Installment loan comes with an extended loan term that allows for small monthly payment. The longer the payment term of a loan, the easier the borrower can pay the loan. Even in personal loans who imposed higher interest rates, the borrower won’t even notice it as the principal amount is distributed through the loan term.

Releases Money Fast

Cash will be released in less than two weeks. Therefore, the borrower will take hold of the money and can use it sooner. Requirements for installment loans are also lenient. Lenders do not request a lot of documents from the applicant during the application process for an installment loan.

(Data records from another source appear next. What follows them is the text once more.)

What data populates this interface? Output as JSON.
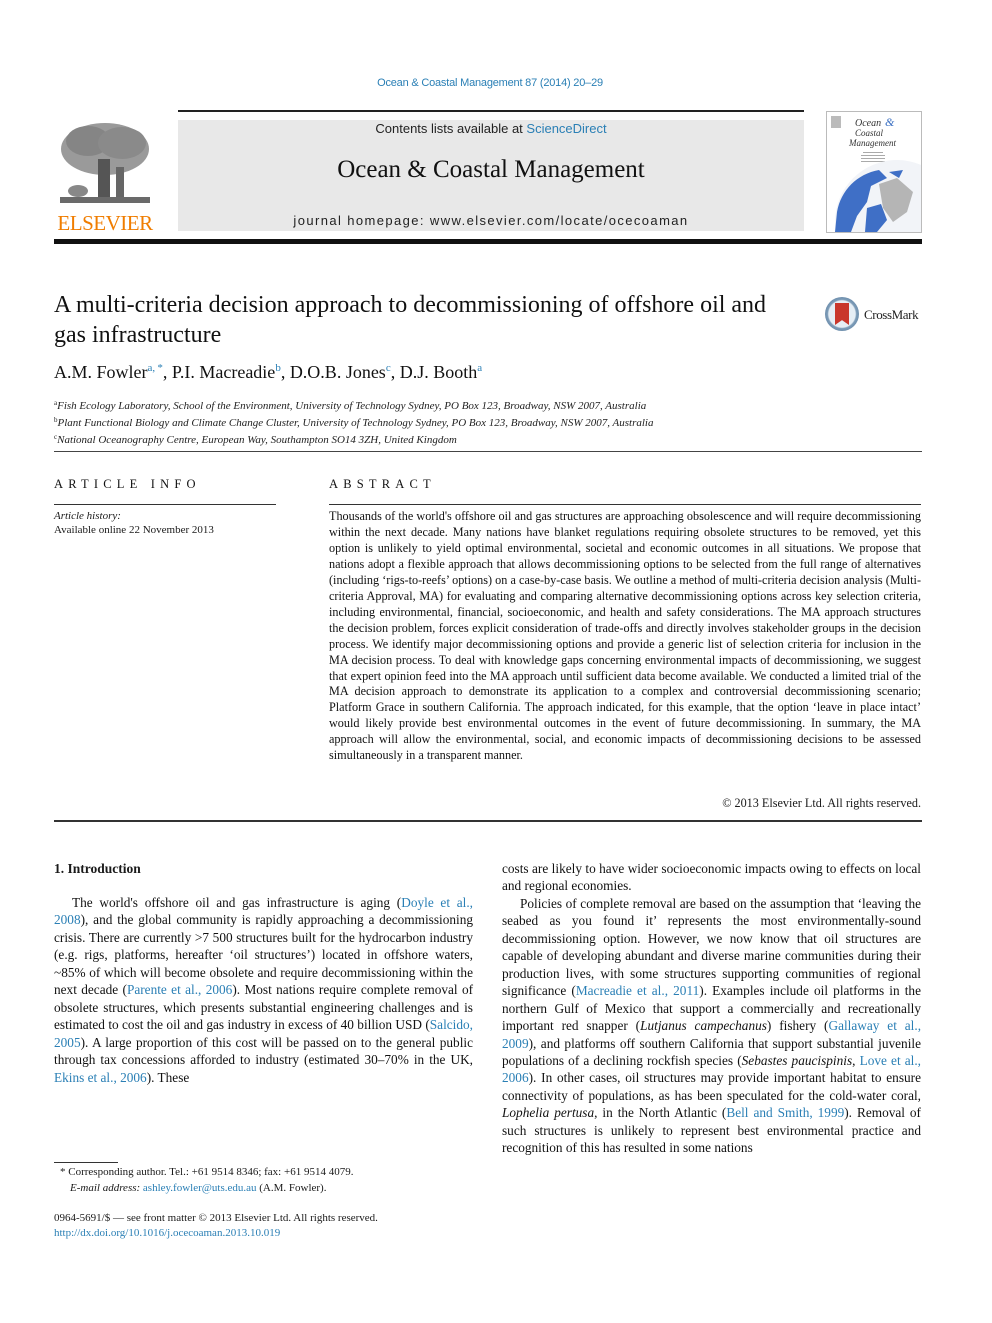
{
  "running_head": "Ocean & Coastal Management 87 (2014) 20–29",
  "masthead": {
    "contents_prefix": "Contents lists available at ",
    "contents_link": "ScienceDirect",
    "journal_title": "Ocean & Coastal Management",
    "homepage": "journal homepage: www.elsevier.com/locate/ocecoaman",
    "publisher_logo_text": "ELSEVIER",
    "cover_title_lines": [
      "Ocean",
      "Coastal",
      "Management"
    ],
    "cover_amp": "&"
  },
  "crossmark_label": "CrossMark",
  "article": {
    "title": "A multi-criteria decision approach to decommissioning of offshore oil and gas infrastructure",
    "authors": [
      {
        "name": "A.M. Fowler",
        "sup": "a, *",
        "sep": ", "
      },
      {
        "name": "P.I. Macreadie",
        "sup": "b",
        "sep": ", "
      },
      {
        "name": "D.O.B. Jones",
        "sup": "c",
        "sep": ", "
      },
      {
        "name": "D.J. Booth",
        "sup": "a",
        "sep": ""
      }
    ],
    "affiliations": [
      {
        "sup": "a",
        "text": "Fish Ecology Laboratory, School of the Environment, University of Technology Sydney, PO Box 123, Broadway, NSW 2007, Australia"
      },
      {
        "sup": "b",
        "text": "Plant Functional Biology and Climate Change Cluster, University of Technology Sydney, PO Box 123, Broadway, NSW 2007, Australia"
      },
      {
        "sup": "c",
        "text": "National Oceanography Centre, European Way, Southampton SO14 3ZH, United Kingdom"
      }
    ]
  },
  "article_info": {
    "heading": "ARTICLE INFO",
    "history_label": "Article history:",
    "history_value": "Available online 22 November 2013"
  },
  "abstract": {
    "heading": "ABSTRACT",
    "text": "Thousands of the world's offshore oil and gas structures are approaching obsolescence and will require decommissioning within the next decade. Many nations have blanket regulations requiring obsolete structures to be removed, yet this option is unlikely to yield optimal environmental, societal and eco­nomic outcomes in all situations. We propose that nations adopt a flexible approach that allows decommissioning options to be selected from the full range of alternatives (including ‘rigs-to-reefs’ options) on a case-by-case basis. We outline a method of multi-criteria decision analysis (Multi-criteria Approval, MA) for evaluating and comparing alternative decommissioning options across key selection criteria, including environmental, financial, socioeconomic, and health and safety considerations. The MA approach structures the decision problem, forces explicit consideration of trade-offs and directly involves stakeholder groups in the decision process. We identify major decommissioning options and provide a generic list of selection criteria for inclusion in the MA decision process. To deal with knowledge gaps concerning environmental impacts of decommissioning, we suggest that expert opinion feed into the MA approach until sufficient data become available. We conducted a limited trial of the MA decision approach to demonstrate its application to a complex and controversial decommissioning scenario; Platform Grace in southern California. The approach indicated, for this example, that the option ‘leave in place intact’ would likely provide best environmental outcomes in the event of future decommissioning. In summary, the MA approach will allow the environmental, social, and economic impacts of decom­missioning decisions to be assessed simultaneously in a transparent manner.",
    "copyright": "© 2013 Elsevier Ltd. All rights reserved."
  },
  "introduction": {
    "heading": "1.  Introduction",
    "left_para": [
      {
        "t": "The world's offshore oil and gas infrastructure is aging ("
      },
      {
        "link": "Doyle et al., 2008"
      },
      {
        "t": "), and the global community is rapidly approaching a decommissioning crisis. There are currently >7 500 structures built for the hydrocarbon industry (e.g. rigs, platforms, hereafter ‘oil structures’) located in offshore waters, ~85% of which will become obsolete and require decommissioning within the next decade ("
      },
      {
        "link": "Parente et al., 2006"
      },
      {
        "t": "). Most nations require complete removal of obsolete structures, which presents substantial engineering chal­lenges and is estimated to cost the oil and gas industry in excess of 40 billion USD ("
      },
      {
        "link": "Salcido, 2005"
      },
      {
        "t": "). A large proportion of this cost will be passed on to the general public through tax concessions afforded to industry (estimated 30–70% in the UK, "
      },
      {
        "link": "Ekins et al., 2006"
      },
      {
        "t": "). These"
      }
    ],
    "right_para1": "costs are likely to have wider socioeconomic impacts owing to ef­fects on local and regional economies.",
    "right_para2": [
      {
        "t": "Policies of complete removal are based on the assumption that ‘leaving the seabed as you found it’ represents the most environmentally-sound decommissioning option. However, we now know that oil structures are capable of developing abundant and diverse marine communities during their production lives, with some structures supporting communities of regional signifi­cance ("
      },
      {
        "link": "Macreadie et al., 2011"
      },
      {
        "t": "). Examples include oil platforms in the northern Gulf of Mexico that support a commercially and recrea­tionally important red snapper ("
      },
      {
        "i": "Lutjanus campechanus"
      },
      {
        "t": ") fishery ("
      },
      {
        "link": "Gallaway et al., 2009"
      },
      {
        "t": "), and platforms off southern California that support substantial juvenile populations of a declining rockfish species ("
      },
      {
        "i": "Sebastes paucispinis"
      },
      {
        "t": ", "
      },
      {
        "link": "Love et al., 2006"
      },
      {
        "t": "). In other cases, oil structures may provide important habitat to ensure connectivity of populations, as has been speculated for the cold-water coral, "
      },
      {
        "i": "Lophelia pertusa"
      },
      {
        "t": ", in the North Atlantic ("
      },
      {
        "link": "Bell and Smith, 1999"
      },
      {
        "t": "). Removal of such structures is unlikely to represent best environ­mental practice and recognition of this has resulted in some nations"
      }
    ]
  },
  "footnote": {
    "corresponding": "*  Corresponding author. Tel.: +61 9514 8346; fax: +61 9514 4079.",
    "email_label": "E-mail address: ",
    "email": "ashley.fowler@uts.edu.au",
    "email_suffix": " (A.M. Fowler)."
  },
  "front_matter": {
    "issn_line": "0964-5691/$ — see front matter © 2013 Elsevier Ltd. All rights reserved.",
    "doi": "http://dx.doi.org/10.1016/j.ocecoaman.2013.10.019"
  },
  "colors": {
    "link": "#2a7fb5",
    "elsevier_orange": "#f07d00",
    "masthead_bg": "#e8e8e8",
    "crossmark_red": "#c9372c"
  }
}
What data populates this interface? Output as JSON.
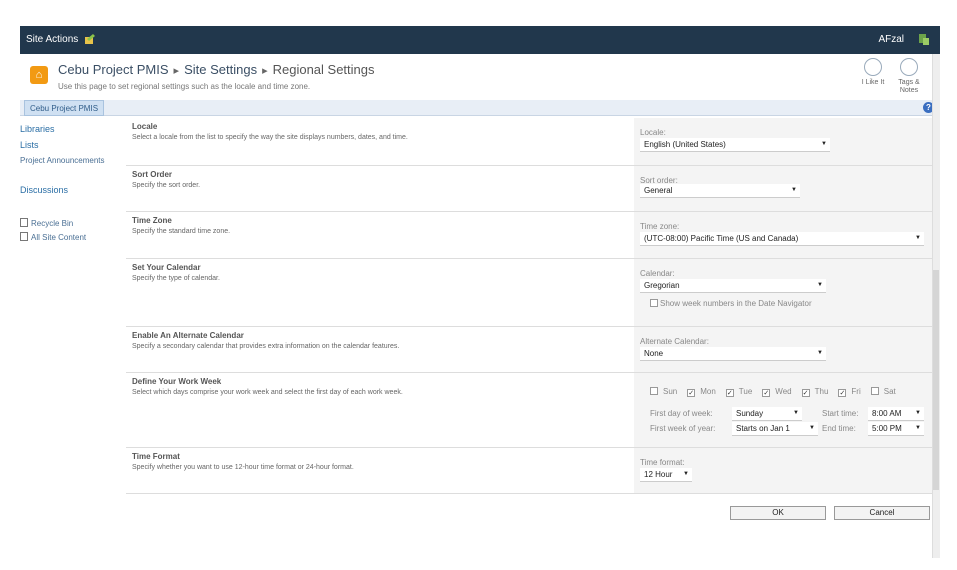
{
  "topbar": {
    "site_actions": "Site Actions",
    "user": "AFzal"
  },
  "header": {
    "breadcrumb": [
      "Cebu Project PMIS",
      "Site Settings",
      "Regional Settings"
    ],
    "description": "Use this page to set regional settings such as the locale and time zone.",
    "i_like_it": "I Like It",
    "tags_notes": "Tags & Notes"
  },
  "navbar": {
    "home_tab": "Cebu Project PMIS",
    "help": "?"
  },
  "leftnav": {
    "libraries": "Libraries",
    "lists": "Lists",
    "project_announcements": "Project Announcements",
    "discussions": "Discussions",
    "recycle_bin": "Recycle Bin",
    "all_site_content": "All Site Content"
  },
  "sections": {
    "locale": {
      "title": "Locale",
      "desc": "Select a locale from the list to specify the way the site displays numbers, dates, and time.",
      "label": "Locale:",
      "value": "English (United States)"
    },
    "sort": {
      "title": "Sort Order",
      "desc": "Specify the sort order.",
      "label": "Sort order:",
      "value": "General"
    },
    "timezone": {
      "title": "Time Zone",
      "desc": "Specify the standard time zone.",
      "label": "Time zone:",
      "value": "(UTC-08:00) Pacific Time (US and Canada)"
    },
    "calendar": {
      "title": "Set Your Calendar",
      "desc": "Specify the type of calendar.",
      "label": "Calendar:",
      "value": "Gregorian",
      "week_numbers": "Show week numbers in the Date Navigator"
    },
    "alt_calendar": {
      "title": "Enable An Alternate Calendar",
      "desc": "Specify a secondary calendar that provides extra information on the calendar features.",
      "label": "Alternate Calendar:",
      "value": "None"
    },
    "work_week": {
      "title": "Define Your Work Week",
      "desc": "Select which days comprise your work week and select the first day of each work week.",
      "days": [
        {
          "label": "Sun",
          "checked": false
        },
        {
          "label": "Mon",
          "checked": true
        },
        {
          "label": "Tue",
          "checked": true
        },
        {
          "label": "Wed",
          "checked": true
        },
        {
          "label": "Thu",
          "checked": true
        },
        {
          "label": "Fri",
          "checked": true
        },
        {
          "label": "Sat",
          "checked": false
        }
      ],
      "first_day_label": "First day of week:",
      "first_day_value": "Sunday",
      "start_time_label": "Start time:",
      "start_time_value": "8:00 AM",
      "first_week_label": "First week of year:",
      "first_week_value": "Starts on Jan 1",
      "end_time_label": "End time:",
      "end_time_value": "5:00 PM"
    },
    "time_format": {
      "title": "Time Format",
      "desc": "Specify whether you want to use 12-hour time format or 24-hour format.",
      "label": "Time format:",
      "value": "12 Hour"
    }
  },
  "buttons": {
    "ok": "OK",
    "cancel": "Cancel"
  },
  "colors": {
    "topbar": "#21374c",
    "link": "#2a6ea5",
    "site_logo": "#f29a13"
  }
}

Two Types of Installment Loans

There are two types of installment loans: secured and unsecured.

Secured loans are loans that require collateral as security for the loan. Collateral can be an asset the borrower owns, such as properties or vehicles, that the lender can repossess when the borrower fails to pay the loan.

Unsecured loans are those loans that do not require any collateral. The lender will only rely on the borrower’s creditworthiness instead of demanding collateral. A borrower must have a high credit score to qualify for an unsecured loan.

In the event of a default, the lender tasks a collection agency to collect the borrower’s payment. Their other option is to bring the matter into court to demand the money. Hence, it is best to pay your monthly payment on time to avoid such inconvenience.

The most common examples of unsecured loans are credit cards, personal loans, and student loans. If you plan to acquire one of these loans, you should have a high credit score or a guarantor as these are non-collateralized loans.

Takeaway

It is important that you know all about installment loans before you acquire one. This helps you know what to expect and what your options are. Though most of the loans are installment basis, it is still vital that you are familiar and aware of what you are getting into.